The upcoming economic integration of the Association of Southeast Asian Nations (Asean) in 2015 promises growth opportunities for banks, but closer links may also pose risks related to crossborder transactions and capital flows, and could hasten any contagion, the Bangko Sentral ng Pilipinas (BSP) warned local banks.
BSP Deputy Governor Diwa Guinigundo said on Wednesday integration can provide banks the opportunity to capture larger markets, lower banking costs, increase efficiency and mobility of services.
Guinigundo, however, also pointed out that the task of integration is difficult and complex as economic conditions, as well as legal and structural limitations, vary across member states.
To avoid the risk of domination of the regional industry by any single group, “preexisting market conditions should be taken into consideration – for example, allowing member states with less developed banking institutions to liberalize market access of foreign banks to their domestic market at a slower pace,” the BSP official told a forum sponsored by the Asian Development Bank and Asian Institute of Management.
The recognition of the benefits, risks, and the diversity of Asean is a key element in forming the appropriate parameters in implementing banking integration in Asean, he added.
In the case of the Philippines, Guinigundo said that out of 676 domestic banks, only five universal banks have international presence.
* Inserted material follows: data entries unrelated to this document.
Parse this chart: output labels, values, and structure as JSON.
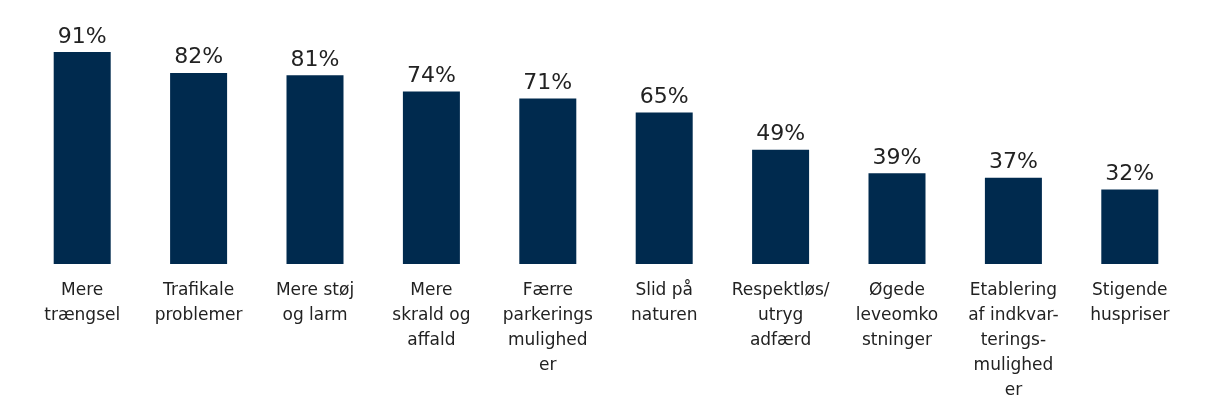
{
  "chart_data": {
    "type": "bar",
    "categories": [
      "Mere\ntrængsel",
      "Trafikale\nproblemer",
      "Mere støj\nog larm",
      "Mere\nskrald og\naffald",
      "Færre\nparkerings\nmulighed\ner",
      "Slid på\nnaturen",
      "Respektløs/\nutryg\nadfærd",
      "Øgede\nleveomko\nstninger",
      "Etablering\naf indkvar-\nterings-\nmulighed\ner",
      "Stigende\nhuspriser"
    ],
    "values": [
      91,
      82,
      81,
      74,
      71,
      65,
      49,
      39,
      37,
      32
    ],
    "value_labels": [
      "91%",
      "82%",
      "81%",
      "74%",
      "71%",
      "65%",
      "49%",
      "39%",
      "37%",
      "32%"
    ],
    "color": "#002a4e"
  }
}
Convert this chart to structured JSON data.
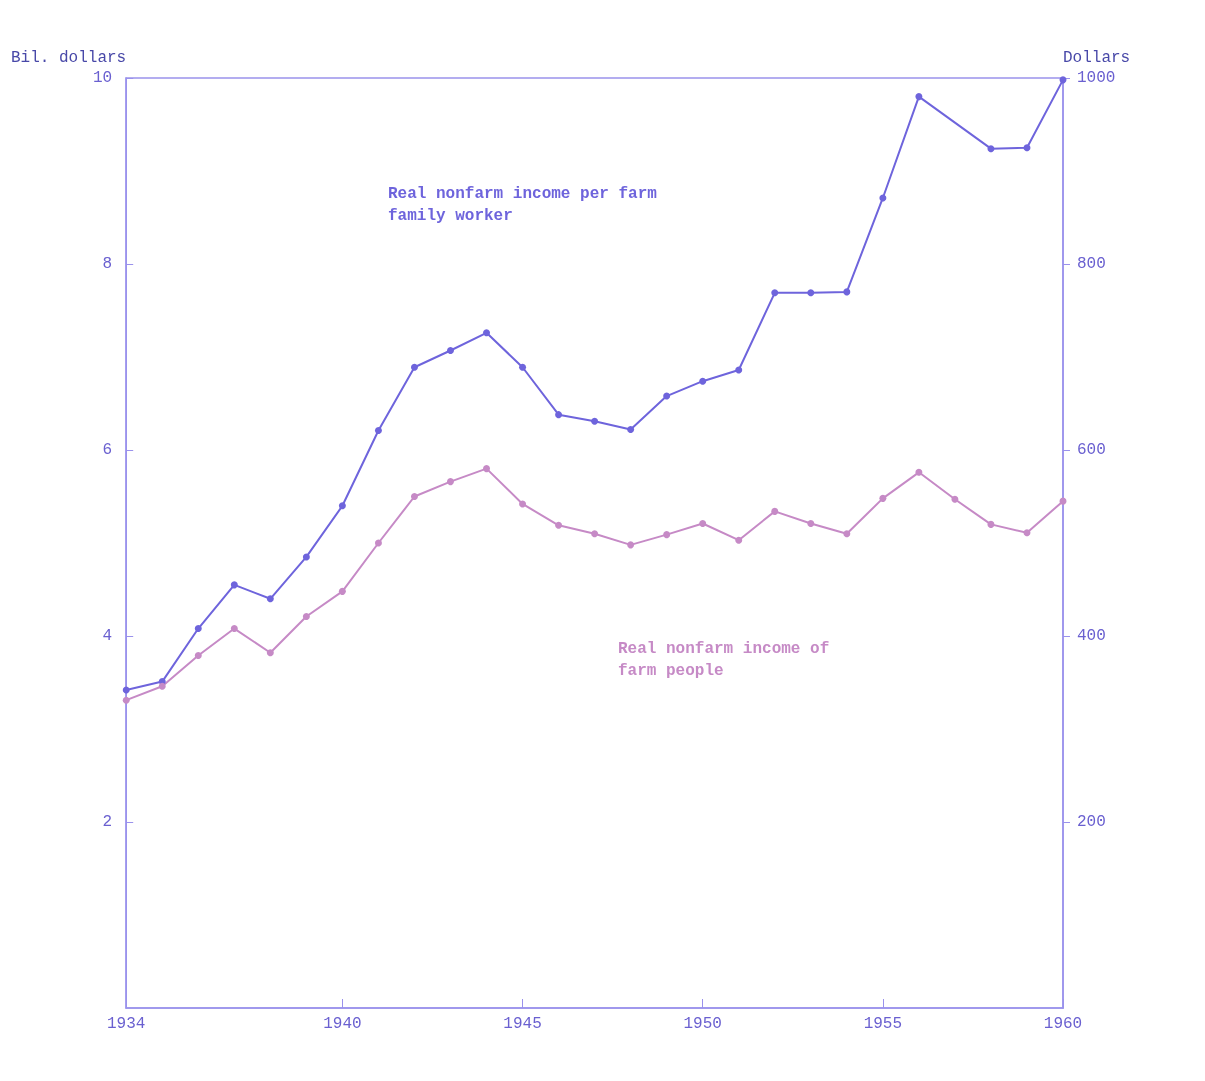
{
  "chart_data": {
    "type": "line",
    "ylabel": "Bil. dollars",
    "y2label": "Dollars",
    "xlim": [
      1934,
      1960
    ],
    "xticks": [
      1934,
      1940,
      1945,
      1950,
      1955,
      1960
    ],
    "ylim": [
      0,
      10
    ],
    "yticks": [
      2,
      4,
      6,
      8,
      10
    ],
    "y2lim": [
      0,
      1000
    ],
    "y2ticks": [
      200,
      400,
      600,
      800,
      1000
    ],
    "grid": false,
    "marker": "circle",
    "line_style": "solid",
    "x": [
      1934,
      1935,
      1936,
      1937,
      1938,
      1939,
      1940,
      1941,
      1942,
      1943,
      1944,
      1945,
      1946,
      1947,
      1948,
      1949,
      1950,
      1951,
      1952,
      1953,
      1954,
      1955,
      1956,
      1957,
      1958,
      1959,
      1960
    ],
    "series": [
      {
        "color": "#6e64dc",
        "axis": "y2",
        "x": [
          1934,
          1935,
          1936,
          1937,
          1938,
          1939,
          1940,
          1941,
          1942,
          1943,
          1944,
          1945,
          1946,
          1947,
          1948,
          1949,
          1950,
          1951,
          1952,
          1953,
          1954,
          1955,
          1956,
          1958,
          1959,
          1960
        ],
        "values": [
          342,
          351,
          408,
          455,
          440,
          485,
          540,
          621,
          689,
          707,
          726,
          689,
          638,
          631,
          622,
          658,
          674,
          686,
          769,
          769,
          770,
          871,
          980,
          924,
          925,
          998
        ]
      },
      {
        "color": "#c68ac6",
        "values": [
          3.31,
          3.46,
          3.79,
          4.08,
          3.82,
          4.21,
          4.48,
          5.0,
          5.5,
          5.66,
          5.8,
          5.42,
          5.19,
          5.1,
          4.98,
          5.09,
          5.21,
          5.03,
          5.34,
          5.21,
          5.1,
          5.48,
          5.76,
          5.47,
          5.2,
          5.11,
          5.45
        ]
      }
    ],
    "annotations": [
      "Real nonfarm income per farm\nfamily worker",
      "Real nonfarm income of\nfarm people"
    ]
  }
}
“Additionally, Philippine banks are still relatively small compared with the top players in Asean. For example, the assets of DBS Singapore are bigger than the entire Philippine banking system and almost four times the combined assets of the top three banks in the Philippines,” he said at the forum.
In terms of capitalization, the largest Malaysian and Singaporean banks are as big as the entire Philippine banking system, he said.
Asean has achieved significant progress in establishing a guiding framework for the integration of the region’s banking sector to promote deeper regional financial integration through the Qualified Asean Banks (QABs) program, said Guinigundo.
According to the Asean Banking Integration Framework, a domestic bank, once qualified as a QAB, can operate within Asean countries but must comply with prudential and governance standards of those countries.
The official further said that the overseas expansion of Asean commercial banks into other countries in the region is very limited, noting that no Asean commercial bank has either a branch or a subsidiary in all Asean countries.
Guinigundo said that the challenge is to build a framework that takes into consideration domestic conditions and encourages efforts toward reducing existing restrictions.
“In this context, Asean member states continue their work in drafting the guidelines for the Asean Banking Integration Framework, with focus on strengthening the following principles and elements: readiness, reciprocity, bilateral negotiations, capacity-building and financial stability infrastructure,” he added.